Wetenschap
Cellen van Vibrio campbellii bewegen met behulp van lange flagellen. Krediet:Wanner/Jung, LMU
Bij mensen en dieren zijn catecholamines zoals epinefrine, norepinefrine en dopamine veel voorkomende stresshormonen. Stress kan de gevoeligheid van het lichaam voor bacteriële infecties vergroten. In het laboratorium stimuleren stresshormonen de groei van verschillende ziekteverwekkers. Dit was al waargenomen bij Salmonella (Salmonella enterica serovar Typhimurium) en andere darmbacteriën, Escherichia coli en de veroorzaker van cholera, Vibrio cholerae. Bovendien maken epinefrine en norepinefrine het voor bacteriën gemakkelijker om lichaamscellen te infecteren. En deze hormonen beïnvloeden ook de biosynthese van virulentiefactoren, waardoor ziekteverwekkers zich kunnen hechten aan cellen, deze kunnen binnendringen en vernietigen.

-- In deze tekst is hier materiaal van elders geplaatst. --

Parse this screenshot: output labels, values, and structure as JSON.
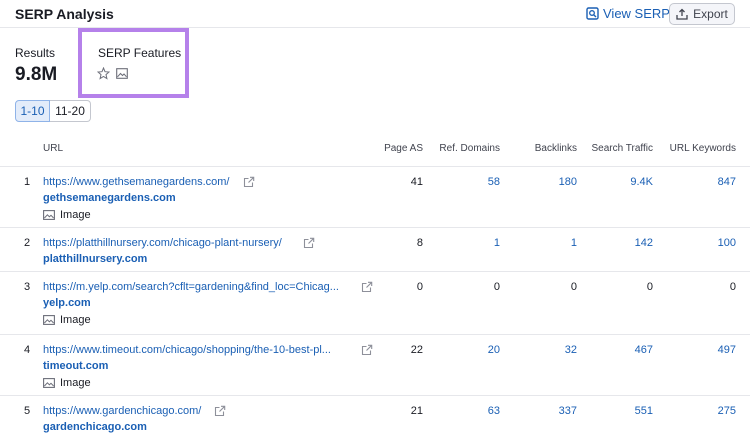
{
  "header": {
    "title": "SERP Analysis",
    "view_serp_label": "View SERP",
    "export_label": "Export"
  },
  "summary": {
    "results_label": "Results",
    "results_value": "9.8M",
    "features_label": "SERP Features",
    "feature_icons": [
      "star-icon",
      "image-icon"
    ],
    "highlight_color": "#b581ea"
  },
  "pagination": {
    "pages": [
      "1-10",
      "11-20"
    ],
    "selected": "1-10"
  },
  "table": {
    "columns": {
      "url": "URL",
      "page_as": "Page AS",
      "ref_domains": "Ref. Domains",
      "backlinks": "Backlinks",
      "search_traffic": "Search Traffic",
      "url_keywords": "URL Keywords"
    },
    "image_tag": "Image",
    "rows": [
      {
        "rank": "1",
        "url": "https://www.gethsemanegardens.com/",
        "domain": "gethsemanegardens.com",
        "has_image": true,
        "page_as": "41",
        "ref_domains": "58",
        "backlinks": "180",
        "search_traffic": "9.4K",
        "url_keywords": "847"
      },
      {
        "rank": "2",
        "url": "https://platthillnursery.com/chicago-plant-nursery/",
        "domain": "platthillnursery.com",
        "has_image": false,
        "page_as": "8",
        "ref_domains": "1",
        "backlinks": "1",
        "search_traffic": "142",
        "url_keywords": "100"
      },
      {
        "rank": "3",
        "url": "https://m.yelp.com/search?cflt=gardening&find_loc=Chicag...",
        "domain": "yelp.com",
        "has_image": true,
        "page_as": "0",
        "ref_domains": "0",
        "backlinks": "0",
        "search_traffic": "0",
        "url_keywords": "0"
      },
      {
        "rank": "4",
        "url": "https://www.timeout.com/chicago/shopping/the-10-best-pl...",
        "domain": "timeout.com",
        "has_image": true,
        "page_as": "22",
        "ref_domains": "20",
        "backlinks": "32",
        "search_traffic": "467",
        "url_keywords": "497"
      },
      {
        "rank": "5",
        "url": "https://www.gardenchicago.com/",
        "domain": "gardenchicago.com",
        "has_image": false,
        "page_as": "21",
        "ref_domains": "63",
        "backlinks": "337",
        "search_traffic": "551",
        "url_keywords": "275"
      }
    ]
  },
  "colors": {
    "link": "#1a5fb4",
    "text": "#191b23",
    "border": "#e6e7eb"
  }
}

"We vermoedden daarom dat sommige bacteriën dergelijke hormonen gebruiken als signalen om de eukaryote gastheeromgeving te herkennen", zegt LMU-microbioloog professor Kirsten Jung. "Maar de moleculaire basis was niet bekend." Samen met professor Stephan A. Sieber van de Technische Universiteit van München (TUM) en andere onderzoekers heeft Jung nu de bindingsplaats van epinefrine en het epinefrinederivaat fenylefrine in de bacterie Vibrio campbellii geïdentificeerd. Zoals het team meldt in PNAS , het doelwit van beide moleculen is het eiwit CheW. "De biologische betekenis van het mechanisme is dat bacteriën bijvoorbeeld herkennen dat ze niet meer in zeewater zitten, maar in de darm van een gastheer", legt Jung uit.
Studies met het modelorganisme V. campbellii
"We wilden weten hoe bacteriën catecholamines herkennen als signaalmoleculen", zegt de LMU-wetenschapper. "Welke receptoren regelen dit proces?" Haar experimenten bestonden uit verschillende afzonderlijke stappen.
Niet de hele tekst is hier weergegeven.